Haller A A, Nguyen J H, Semler B L
Department of Microbiology and Molecular Genetics, College of Medicine, University of California, Irvine 92717.
J Virol. 1993 Dec;67(12):7461-71. doi: 10.1128/JVI.67.12.7461-7471.1993.
Translation initiation by internal ribosome binding is a recently discovered mechanism of eukaryotic viral and cellular protein synthesis in which ribosome subunits interact with the mRNAs at internal sites in the 5' untranslated RNA sequences and not with the 5' methylguanosine cap structure present at the extreme 5' ends of mRNA molecules. Uncapped poliovirus mRNAs harbor internal ribosome entry sites (IRES) in their long and highly structured 5' noncoding regions. Such IRES sequences are required for viral protein synthesis. In this study, a novel poliovirus was isolated whose genomic RNA contains two gross deletions removing approximately 100 nucleotides from the predicted IRES sequences within the 5' noncoding region. The deletions originated from previously in vivo-selected viral revertants displaying non-temperature-sensitive phenotypes. Each revertant had a different predicted stem-loop structure within the 5' noncoding region of their genomic RNAs deleted. The mutant poliovirus (Se1-5NC-delta DG) described in this study contains both stem-loop deletions in a single RNA genome, thereby creating a minimum IRES. Se1-5NC-delta DG exhibited slow growth and a pinpoint plaque phenotype following infection of HeLa cells, delayed onset of protein synthesis in vivo, and defective initiation during in vitro translation of the mutated poliovirus mRNAs. Interestingly, the peak levels of viral RNA synthesis in cells infected with Se1-5NC-delta DG occurred at slightly later times in infection than those achieved by wild-type poliovirus, but these mutant virus RNAs accumulated in the host cells during the late phases of virus infection. UV cross-linking assays with the 5' noncoding regions of wild-type and mutated RNAs were carried out in cytoplasmic extracts from HeLa cells and neuronal cells and in reticulocyte lysates to identify the cellular factors that interact with the putative IRES elements. The cellular proteins that were cross-linked to the minimum IRES may represent factors playing an essential role in internal translation initiation of poliovirus mRNAs.

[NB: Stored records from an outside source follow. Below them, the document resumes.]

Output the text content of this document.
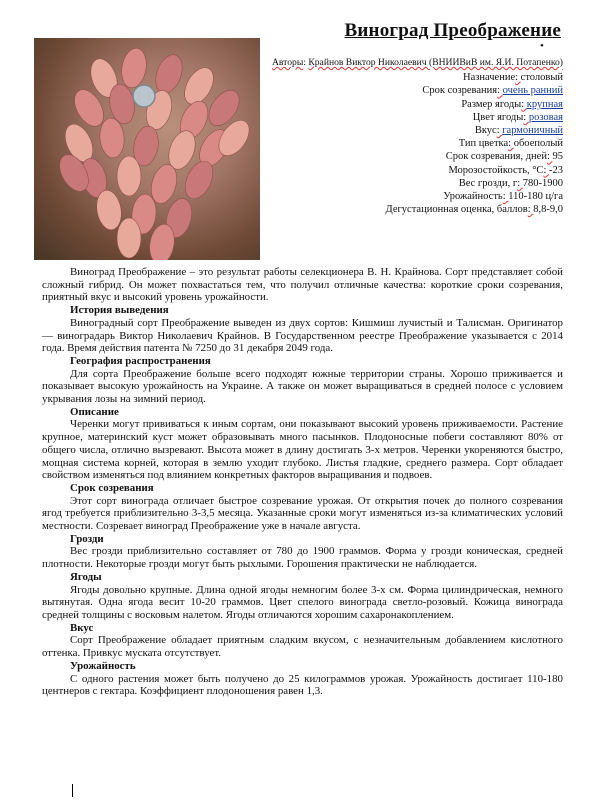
Виноград Преображение
•
Авторы: Крайнов Виктор Николаевич (ВНИИВиВ им. Я.И. Потапенко)
Назначение: столовый
Срок созревания: очень ранний
Размер ягоды: крупная
Цвет ягоды: розовая
Вкус: гармоничный
Тип цветка: обоеполый
Срок созревания, дней: 95
Морозостойкость, °С: -23
Вес грозди, г: 780-1900
Урожайность: 110-180 ц/га
Дегустационная оценка, баллов: 8,8-9,0

Виноград Преображение – это результат работы селекционера В. Н. Крайнова. Сорт представляет собой сложный гибрид. Он может похвастаться тем, что получил отличные качества: короткие сроки созревания, приятный вкус и высокий уровень урожайности.

История выведения

Виноградный сорт Преображение выведен из двух сортов: Кишмиш лучистый и Талисман. Оригинатор — виноградарь Виктор Николаевич Крайнов. В Государственном реестре Преображение указывается с 2014 года. Время действия патента № 7250 до 31 декабря 2049 года.

География распространения

Для сорта Преображение больше всего подходят южные территории страны. Хорошо приживается и показывает высокую урожайность на Украине. А также он может выращиваться в средней полосе с условием укрывания лозы на зимний период.

Описание

Черенки могут прививаться к иным сортам, они показывают высокий уровень приживаемости. Растение крупное, материнский куст может образовывать много пасынков. Плодоносные побеги составляют 80% от общего числа, отлично вызревают. Высота может в длину достигать 3-х метров. Черенки укореняются быстро, мощная система корней, которая в землю уходит глубоко. Листья гладкие, среднего размера. Сорт обладает свойством изменяться под влиянием конкретных факторов выращивания и подвоев.

Срок созревания

Этот сорт винограда отличает быстрое созревание урожая. От открытия почек до полного созревания ягод требуется приблизительно 3-3,5 месяца. Указанные сроки могут изменяться из-за климатических условий местности. Созревает виноград Преображение уже в начале августа.

Грозди

Вес грозди приблизительно составляет от 780 до 1900 граммов. Форма у грозди коническая, средней плотности. Некоторые грозди могут быть рыхлыми. Горошения практически не наблюдается.

Ягоды

Ягоды довольно крупные. Длина одной ягоды немногим более 3-х см. Форма цилиндрическая, немного вытянутая. Одна ягода весит 10-20 граммов. Цвет спелого винограда светло-розовый. Кожица винограда средней толщины с восковым налетом. Ягоды отличаются хорошим сахаронакоплением.

Вкус

Сорт Преображение обладает приятным сладким вкусом, с незначительным добавлением кислотного оттенка. Привкус муската отсутствует.

Урожайность

С одного растения может быть получено до 25 килограммов урожая. Урожайность достигает 110-180 центнеров с гектара. Коэффициент плодоношения равен 1,3.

通过内部核糖体结合进行的翻译起始是一种最近发现的真核病毒和细胞蛋白质合成机制,在该机制中,核糖体亚基与5'非翻译RNA序列内部位点的mRNA相互作用,而不与mRNA分子5'末端的5'甲基鸟苷帽结构相互作用。无帽脊髓灰质炎病毒mRNA在其长且高度结构化的5'非编码区含有内部核糖体进入位点(IRES)。此类IRES序列是病毒蛋白质合成所必需的。在本研究中,分离出一种新型脊髓灰质炎病毒,其基因组RNA包含两个大的缺失,从5'非编码区内预测的IRES序列中去除了约100个核苷酸。这些缺失源自先前在体内选择的表现出非温度敏感表型的病毒回复株。每个回复株在其基因组RNA缺失的5'非编码区内具有不同的预测茎环结构。本研究中描述的突变脊髓灰质炎病毒(Se1-5NC-δDG)在单个RNA基因组中包含两个茎环缺失,从而形成了最小IRES。感染HeLa细胞后,Se1-5NC-δDG表现出生长缓慢和针尖状噬斑表型,体内蛋白质合成起始延迟,并且在突变脊髓灰质炎病毒mRNA的体外翻译过程中起始存在缺陷。有趣的是,感染Se1-5NC-δDG的细胞中病毒RNA合成的峰值水平在感染过程中出现的时间比野生型脊髓灰质炎病毒稍晚,但这些突变病毒RNA在病毒感染后期在宿主细胞中积累。使用野生型和突变RNA的5'非编码区进行紫外线交联试验,在HeLa细胞和神经元细胞的细胞质提取物以及网织红细胞裂解物中进行,以鉴定与假定的IRES元件相互作用的细胞因子。与最小IRES交联的细胞蛋白质可能代表在脊髓灰质炎病毒mRNA内部翻译起始中起关键作用的因子。